Au bout du spectre, on trouve les formes relativement « bénignes » de harcèlement, y compris le harcèlement sexuel au travail et le harcèlement de la rue, dont j’ai beaucoup parlé ces deux derniers mois (17).

    Entre 40 et 50 pour cent des femmes des pays de l’Union européenne vivent en milieu de travail des avances sexuelles non désirées, des attouchements ou d’autres formes de harcèlement sexuel. Le harcèlement sexuel et de harcèlement de la rue sont les symptômes d’un problème beaucoup plus profond, auquel les statistiques ci-dessus donnent une signification viscérale.
    Aux États-Unis, 83 pour cent des filles âgées de 12 à 16 ans ont subi une certaine forme de harcèlement sexuel dans les écoles publiques (18). Dans le monde, entre 87% et 98% des femmes interrogées (19) signalent un harcèlement en public persistant et agressif qui modifie le cours de leur journée, leur capacité de gagner leur vie, de se rendre à l’école, de se sentir en sécurité, d’atteindre l’égalité.

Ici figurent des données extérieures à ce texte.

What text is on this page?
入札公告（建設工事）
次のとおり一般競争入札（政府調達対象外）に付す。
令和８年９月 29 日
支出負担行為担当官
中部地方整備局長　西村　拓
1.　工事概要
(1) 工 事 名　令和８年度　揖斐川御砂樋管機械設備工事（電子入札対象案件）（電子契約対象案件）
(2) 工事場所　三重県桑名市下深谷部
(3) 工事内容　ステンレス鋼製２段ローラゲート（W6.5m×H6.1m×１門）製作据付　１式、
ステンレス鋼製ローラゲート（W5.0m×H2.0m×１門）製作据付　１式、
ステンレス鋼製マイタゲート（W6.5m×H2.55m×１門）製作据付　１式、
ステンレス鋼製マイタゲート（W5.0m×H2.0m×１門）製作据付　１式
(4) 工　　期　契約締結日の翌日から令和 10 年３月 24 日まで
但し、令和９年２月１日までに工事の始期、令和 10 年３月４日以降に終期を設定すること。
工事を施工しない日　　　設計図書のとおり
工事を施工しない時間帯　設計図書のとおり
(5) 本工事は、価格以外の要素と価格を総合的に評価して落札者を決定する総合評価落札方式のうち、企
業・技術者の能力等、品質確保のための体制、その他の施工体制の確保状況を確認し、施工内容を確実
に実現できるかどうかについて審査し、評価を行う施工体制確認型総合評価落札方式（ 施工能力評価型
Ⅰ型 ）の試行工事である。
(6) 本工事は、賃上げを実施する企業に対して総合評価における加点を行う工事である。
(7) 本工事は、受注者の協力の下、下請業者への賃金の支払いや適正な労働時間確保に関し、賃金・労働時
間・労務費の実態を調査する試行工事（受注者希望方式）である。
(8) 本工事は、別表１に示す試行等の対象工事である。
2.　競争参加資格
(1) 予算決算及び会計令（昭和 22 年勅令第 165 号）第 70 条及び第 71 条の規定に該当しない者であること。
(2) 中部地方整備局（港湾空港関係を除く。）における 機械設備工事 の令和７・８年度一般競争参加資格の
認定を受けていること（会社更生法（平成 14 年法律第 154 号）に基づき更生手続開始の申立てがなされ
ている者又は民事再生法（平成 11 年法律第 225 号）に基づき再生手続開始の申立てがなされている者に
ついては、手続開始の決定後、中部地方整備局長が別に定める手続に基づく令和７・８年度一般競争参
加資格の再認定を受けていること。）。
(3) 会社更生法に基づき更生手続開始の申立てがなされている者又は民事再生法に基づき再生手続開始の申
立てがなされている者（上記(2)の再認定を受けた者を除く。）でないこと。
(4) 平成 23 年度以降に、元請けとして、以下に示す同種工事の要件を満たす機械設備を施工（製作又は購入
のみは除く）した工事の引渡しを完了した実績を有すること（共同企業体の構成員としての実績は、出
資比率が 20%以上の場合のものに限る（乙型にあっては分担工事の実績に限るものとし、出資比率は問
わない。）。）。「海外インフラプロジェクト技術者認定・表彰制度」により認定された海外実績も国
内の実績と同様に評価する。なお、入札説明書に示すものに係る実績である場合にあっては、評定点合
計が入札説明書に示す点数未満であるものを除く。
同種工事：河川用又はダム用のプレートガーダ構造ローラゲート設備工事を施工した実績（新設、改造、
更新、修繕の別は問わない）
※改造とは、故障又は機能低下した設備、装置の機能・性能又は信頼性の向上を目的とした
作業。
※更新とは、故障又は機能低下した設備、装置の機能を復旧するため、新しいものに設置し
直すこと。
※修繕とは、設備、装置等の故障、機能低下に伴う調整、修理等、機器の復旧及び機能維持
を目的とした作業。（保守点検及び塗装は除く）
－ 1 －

    Que pouvez-vous faire ?

    L’objectif de la campagne 16 jours cette année est simple : étudier, faire connaître et aider à abolir les causes de la violence contre les femmes. Cette année, la campagne met l’accent sur une contestation du militarisme (20).


    Je refuse de croire que les garçons naissent pour grandir et faire mal aux femmes et que les filles et les femmes naissent pour devenir des victimes. À tout le moins, nous pouvons acquérir plus de conscience du spectre de la violence contre les femmes, des méthodes subtiles dont se sert la culture pour promulguer cette violence (21), et de la prévalence du problème dans la vie de toutes les femmes. Ne la passez pas sous silence, ne la banalisez pas, et ne laissez pas vos représentants au gouvernement en faire de même (22).

    Que vous soyez un homme ou une femme, apprenez-en davantage sur cette campagne mondiale pour mettre fin à la violence contre les femmes. Le site Web de Say No-UNITE (23) comprend une liste détaillée de gestes (24) que peuvent poser des particuliers-ères, des étudiant-es et des enseignant-es, des gouvernements et des parlementaires, des organisations de la société civile et des groupes communautaires, ainsi que des entreprises et sociétés.



    Il ya aussi une foule d’organisations, beaucoup trop nombreuses pour être énumérées ici, comme Women for Women International (25), We Are Equals (26) et UNWomen (27), qui se dédient à toutes sortes d’initiatives allant de l’aide aux victimes individuelles de violence à des tentatives de modifier la culture ambiante. Une simple recherche de telles ressources aux paliers local, régional, national et international vous en fournira une bonne liste.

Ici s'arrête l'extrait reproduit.